A: . . . [W]e're still enmeshed in a period of extreme economic dislocation in many communities. I don't think that we're going to see any changes in the level of responsibility that men either feel they can take or have the kind of urge to take when the job situation is so bad. Those two things go hand in hand. Men can't get jobs, men aren't very likely to take on the responsibility of being fathers.

Secondly, there's this whole strain in American culture which is almost as thick as racism: misogyny, the blaming of women. I think we see that against black women well as white women.

. . . I know very few women who become single parents because all things being equal that's the thing they want to do most of all.

Women adapt themselves to the circumstances that they find themselves in, to a certain extent. Many women, understanding that there aren't men to take on the responsibility of being a father, don't then decide to deny themselves the possibility of being mothers.
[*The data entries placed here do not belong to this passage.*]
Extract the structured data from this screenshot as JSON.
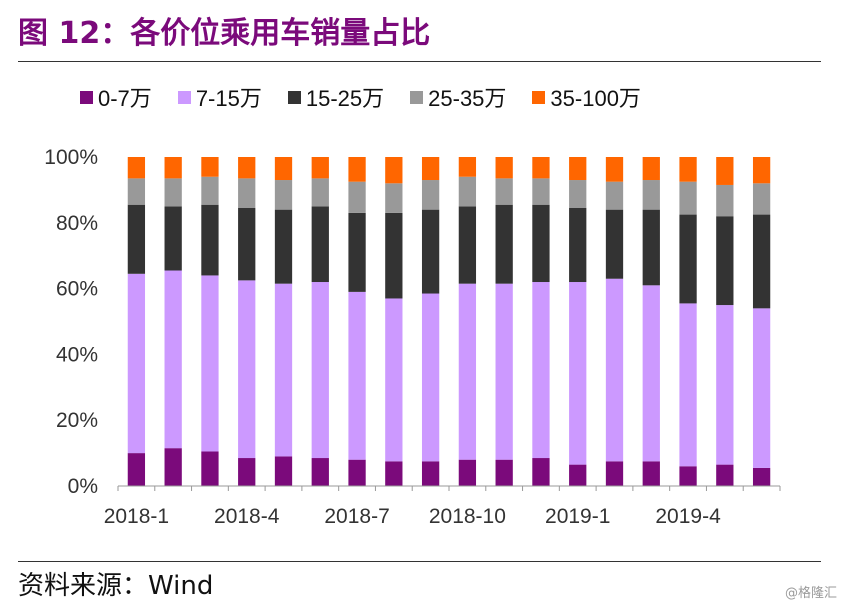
{
  "header": {
    "title": "图 12：各价位乘用车销量占比"
  },
  "footer": {
    "source": "资料来源：Wind",
    "watermark": "@格隆汇"
  },
  "colors": {
    "0-7万": "#7B0A7B",
    "7-15万": "#CC99FF",
    "15-25万": "#333333",
    "25-35万": "#999999",
    "35-100万": "#FF6600"
  },
  "chart_data": {
    "type": "bar",
    "stacked": true,
    "percent": true,
    "categories": [
      "2018-1",
      "2018-2",
      "2018-3",
      "2018-4",
      "2018-5",
      "2018-6",
      "2018-7",
      "2018-8",
      "2018-9",
      "2018-10",
      "2018-11",
      "2018-12",
      "2019-1",
      "2019-2",
      "2019-3",
      "2019-4",
      "2019-5",
      "2019-6"
    ],
    "x_tick_labels": [
      "2018-1",
      "2018-4",
      "2018-7",
      "2018-10",
      "2019-1",
      "2019-4"
    ],
    "y_tick_labels": [
      "0%",
      "20%",
      "40%",
      "60%",
      "80%",
      "100%"
    ],
    "ylim": [
      0,
      100
    ],
    "legend_position": "top",
    "series": [
      {
        "name": "0-7万",
        "values": [
          10,
          11.5,
          10.5,
          8.5,
          9,
          8.5,
          8,
          7.5,
          7.5,
          8,
          8,
          8.5,
          6.5,
          7.5,
          7.5,
          6,
          6.5,
          5.5
        ]
      },
      {
        "name": "7-15万",
        "values": [
          54.5,
          54,
          53.5,
          54,
          52.5,
          53.5,
          51,
          49.5,
          51,
          53.5,
          53.5,
          53.5,
          55.5,
          55.5,
          53.5,
          49.5,
          48.5,
          48.5
        ]
      },
      {
        "name": "15-25万",
        "values": [
          21,
          19.5,
          21.5,
          22,
          22.5,
          23,
          24,
          26,
          25.5,
          23.5,
          24,
          23.5,
          22.5,
          21,
          23,
          27,
          27,
          28.5
        ]
      },
      {
        "name": "25-35万",
        "values": [
          8,
          8.5,
          8.5,
          9,
          9,
          8.5,
          9.5,
          9,
          9,
          9,
          8,
          8,
          8.5,
          8.5,
          9,
          10,
          9.5,
          9.5
        ]
      },
      {
        "name": "35-100万",
        "values": [
          6.5,
          6.5,
          6,
          6.5,
          7,
          6.5,
          7.5,
          8,
          7,
          6,
          6.5,
          6.5,
          7,
          7.5,
          7,
          7.5,
          8.5,
          8
        ]
      }
    ]
  }
}
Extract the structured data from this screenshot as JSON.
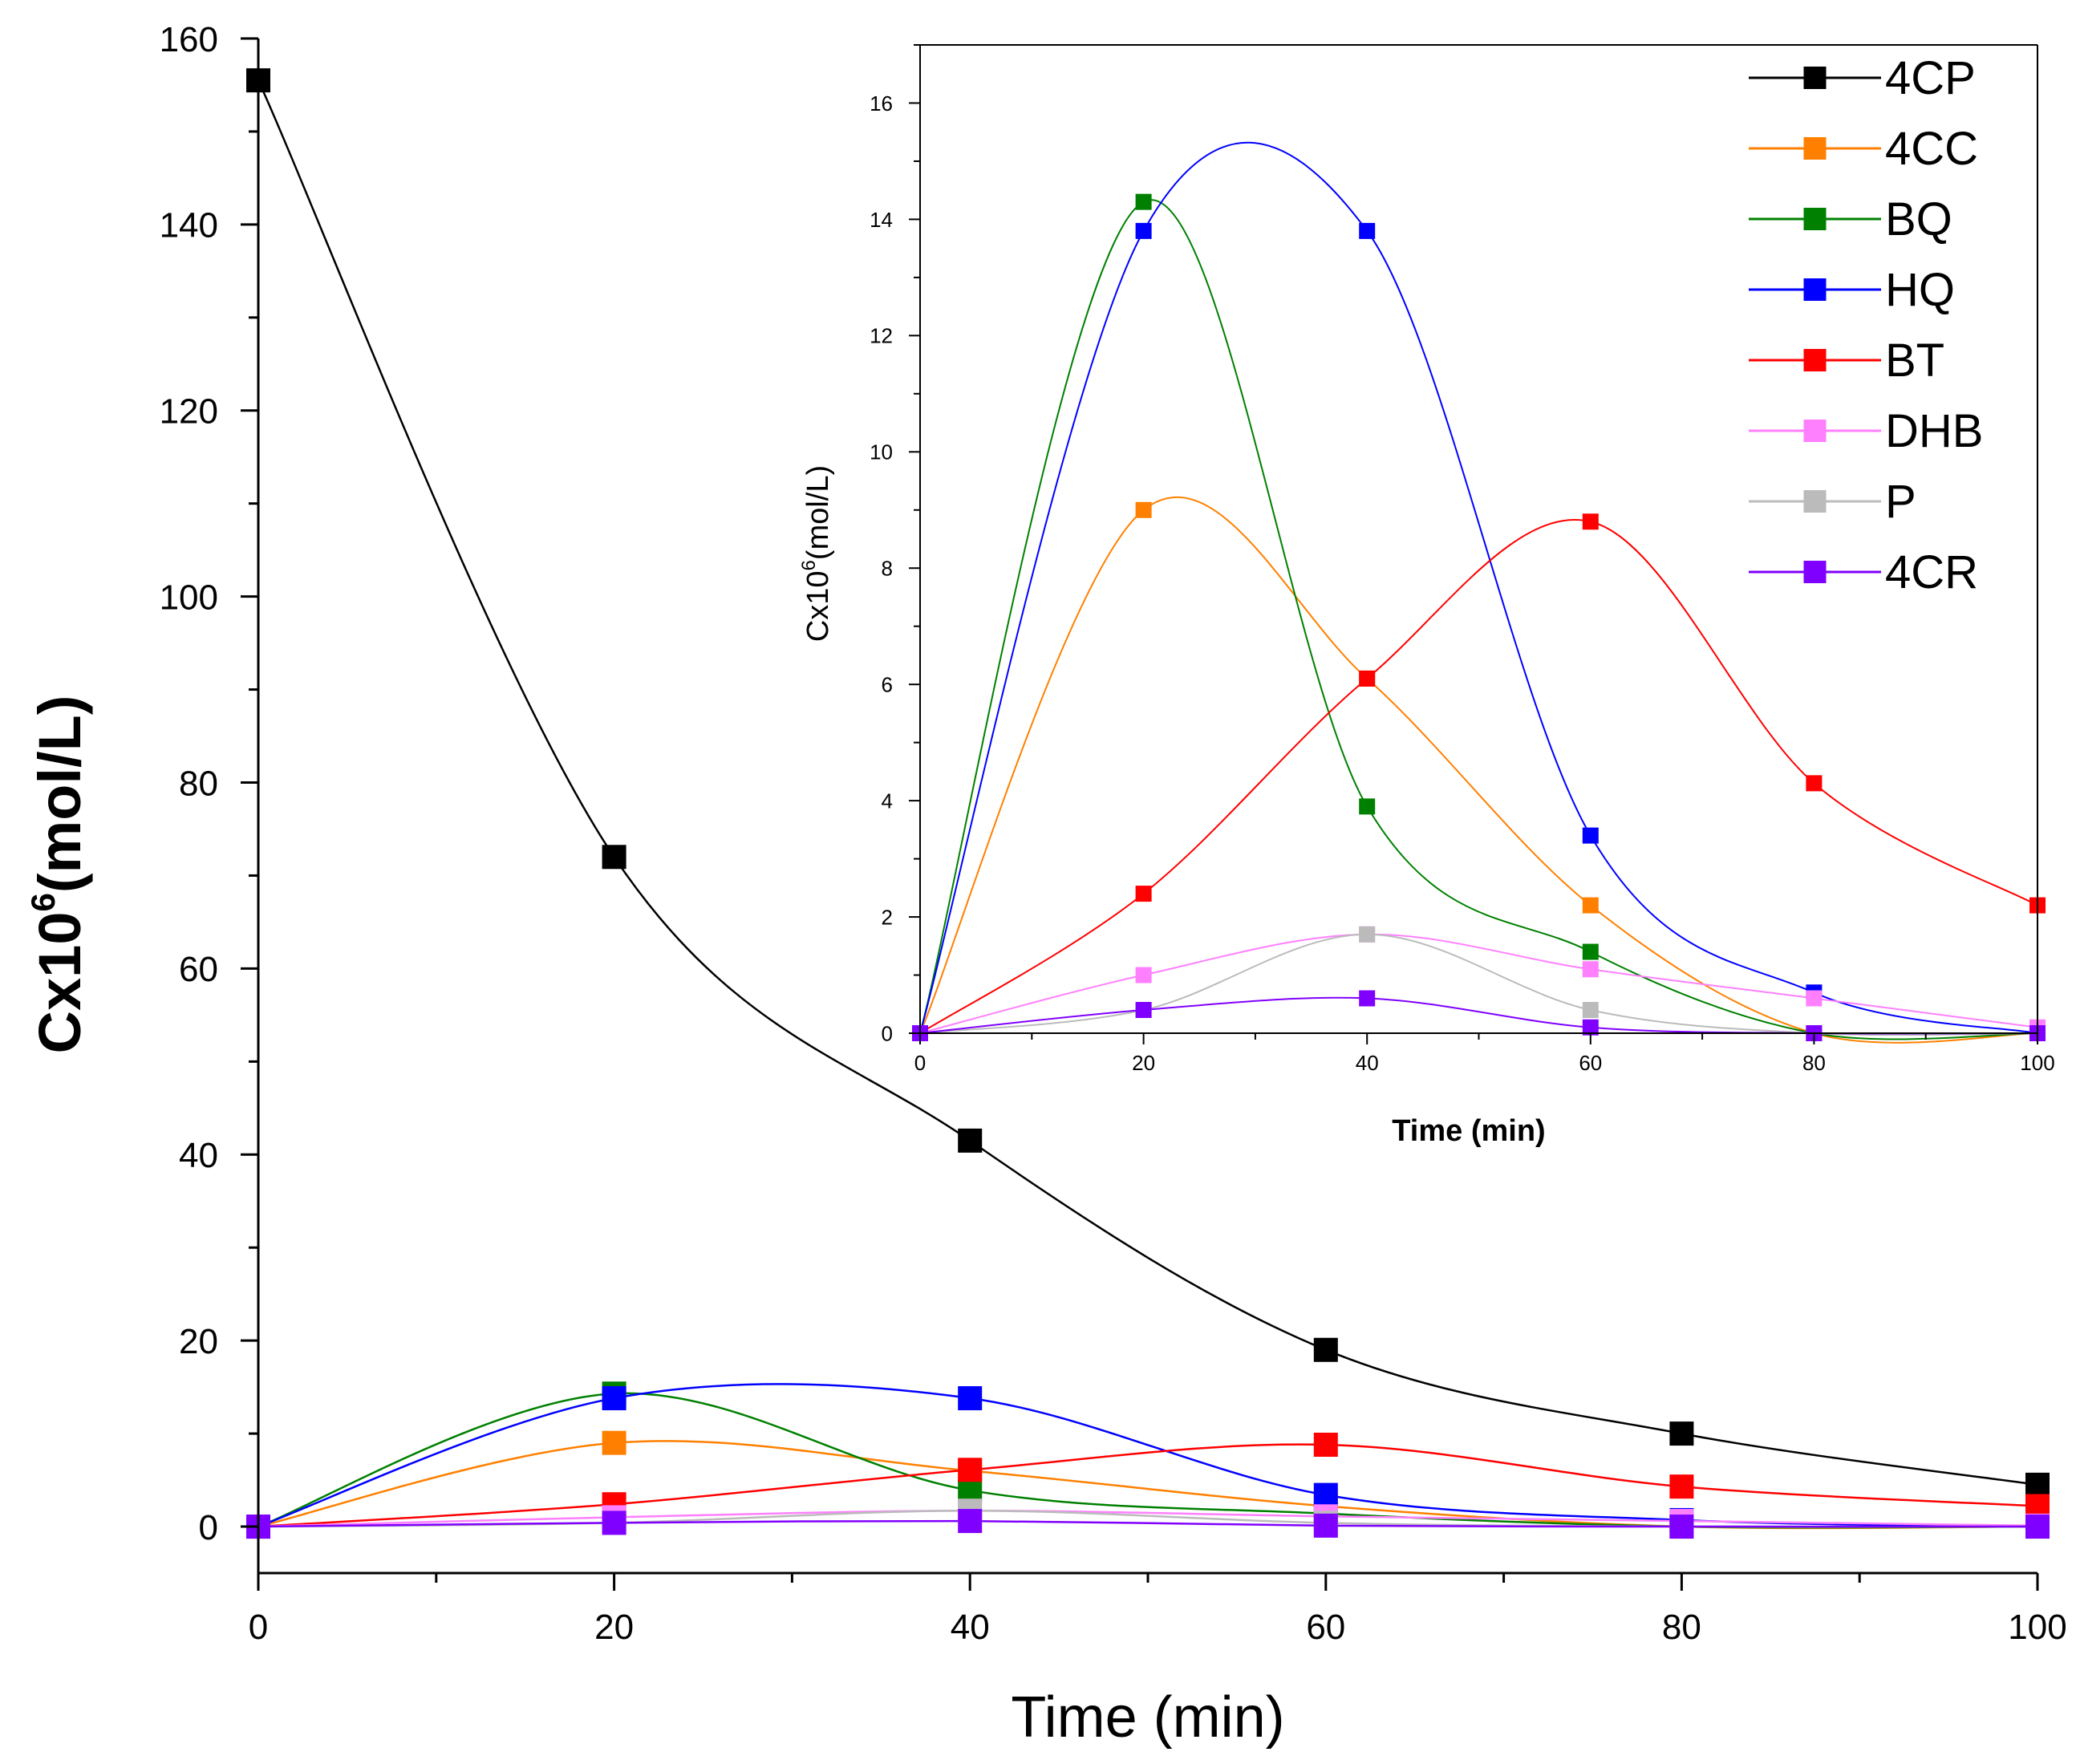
{
  "series_names": [
    "4CP",
    "4CC",
    "BQ",
    "HQ",
    "BT",
    "DHB",
    "P",
    "4CR"
  ],
  "colors": {
    "4CP": "#000000",
    "4CC": "#FF8000",
    "BQ": "#008000",
    "HQ": "#0000FF",
    "BT": "#FF0000",
    "DHB": "#FF80FF",
    "P": "#BBBBBB",
    "4CR": "#8000FF"
  },
  "chart_data": [
    {
      "id": "main",
      "type": "line",
      "title": "",
      "xlabel": "Time (min)",
      "ylabel_main": "Cx10",
      "ylabel_sup": "6",
      "ylabel_unit": "(mol/L)",
      "xlim": [
        0,
        100
      ],
      "ylim": [
        -5,
        160
      ],
      "xticks": [
        0,
        20,
        40,
        60,
        80,
        100
      ],
      "yticks": [
        0,
        20,
        40,
        60,
        80,
        100,
        120,
        140,
        160
      ],
      "x": [
        0,
        20,
        40,
        60,
        80,
        100
      ],
      "series": [
        {
          "name": "4CP",
          "values": [
            155.5,
            72,
            41.5,
            19,
            10,
            4.5
          ]
        },
        {
          "name": "4CC",
          "values": [
            0,
            9,
            6,
            2.2,
            0,
            0
          ]
        },
        {
          "name": "BQ",
          "values": [
            0,
            14.3,
            3.9,
            1.4,
            0,
            0
          ]
        },
        {
          "name": "HQ",
          "values": [
            0,
            13.8,
            13.8,
            3.4,
            0.7,
            0
          ]
        },
        {
          "name": "BT",
          "values": [
            0,
            2.4,
            6.1,
            8.8,
            4.3,
            2.2
          ]
        },
        {
          "name": "DHB",
          "values": [
            0,
            1.0,
            1.7,
            1.1,
            0.6,
            0.1
          ]
        },
        {
          "name": "P",
          "values": [
            0,
            0.4,
            1.7,
            0.4,
            0,
            0
          ]
        },
        {
          "name": "4CR",
          "values": [
            0,
            0.4,
            0.6,
            0.1,
            0,
            0
          ]
        }
      ]
    },
    {
      "id": "inset",
      "type": "line",
      "title": "",
      "xlabel": "Time (min)",
      "ylabel_main": "Cx10",
      "ylabel_sup": "6",
      "ylabel_unit": "(mol/L)",
      "xlim": [
        0,
        100
      ],
      "ylim": [
        0,
        17
      ],
      "xticks": [
        0,
        20,
        40,
        60,
        80,
        100
      ],
      "yticks": [
        0,
        2,
        4,
        6,
        8,
        10,
        12,
        14,
        16
      ],
      "legend_position": "top-right",
      "x": [
        0,
        20,
        40,
        60,
        80,
        100
      ],
      "series": [
        {
          "name": "4CC",
          "values": [
            0,
            9.0,
            6.1,
            2.2,
            0,
            0
          ]
        },
        {
          "name": "BQ",
          "values": [
            0,
            14.3,
            3.9,
            1.4,
            0,
            0
          ]
        },
        {
          "name": "HQ",
          "values": [
            0,
            13.8,
            13.8,
            3.4,
            0.7,
            0
          ]
        },
        {
          "name": "BT",
          "values": [
            0,
            2.4,
            6.1,
            8.8,
            4.3,
            2.2
          ]
        },
        {
          "name": "DHB",
          "values": [
            0,
            1.0,
            1.7,
            1.1,
            0.6,
            0.1
          ]
        },
        {
          "name": "P",
          "values": [
            0,
            0.4,
            1.7,
            0.4,
            0,
            0
          ]
        },
        {
          "name": "4CR",
          "values": [
            0,
            0.4,
            0.6,
            0.1,
            0,
            0
          ]
        }
      ]
    }
  ]
}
Plus there's the issue of whether they have access to birth control and whether or not they have access to abortion services, and whether they have access to choices of many kinds.

. . . Surely the fact that you've noticed an absence of the male person in my book puts me in the same category as people who write this from a woman's perspective and don't address the issue of where is the man.

I think one goes back and forth between saying these men are inexcusably irresponsible and, what does one expect in a society and a culture which allows to persist such an terrible unemployment situation. . .

Q: Your book mentioned a law in Georgia -- I believe that it was one of the first laws sanctioning women on welfare for having additional children. In 1992, New Jersey passed a similar law that would cut welfare benefits for women who had additional children. Do you think we're coming full circle on this issue 40 years later?

A: For me it revolves around the willingness and the capacity in this culture to blame women and their bodies and their reproductive capacity for the problems of society. I don't know if I would use the metaphor of a full circle. I'm not sure it's ever changed.

And I think that's what we still see in New Jersey and Wisconsin and all the states that are trying to punish women for having babies as if it weren't for women's irresponsible sexuality we'd have a great society.

Q: Do you think we'll see further types of legislation like the one in New Jersey? Do you think women will be more besieged to protect some of their reproductive rights?

A: . . . As long as you have a mood of taxpayer resistance, the fires can be very easily fanned against such things as welfare expenditures. And particularly in a poor economic climate, you will have welfare expenditures. When you have this citizenry that is willing to lash out against these kind of expenditures, what you get is women-blaming. Until we get some turnaround in the public sentiment about supporting public expenses, you'll have women-blaming. I really tie that to the mood of the voters.

. . . [T]here is this other depressing issue. I see Roe vs. Wade and the legalization of abortion as having been in part a feminist victory, giving women the right control their own bodies. But . . . Roe v. Wade was a response to fear of policy-makers that the population of the United States is becoming less white, and . . . they didn't want poor women -- code name [for] black women -- to be having so many babies. They were fearful of unrest in the ghettos. So it was of interest to policymakers to legalize abortion and make contraception available and in some cases sterilization abuse to control the population of non-white people.

One of the reasons that Roe vs. Wade has become so embattled these last 20 years is that it never really established firmly enough as a woman's right. It was too closely identified with and firmly supported by the population control people, who wanted to shape the size and the character and color of the population of this country.

Karin D. Berry is a layout editor for The Sun and The Evening Sun.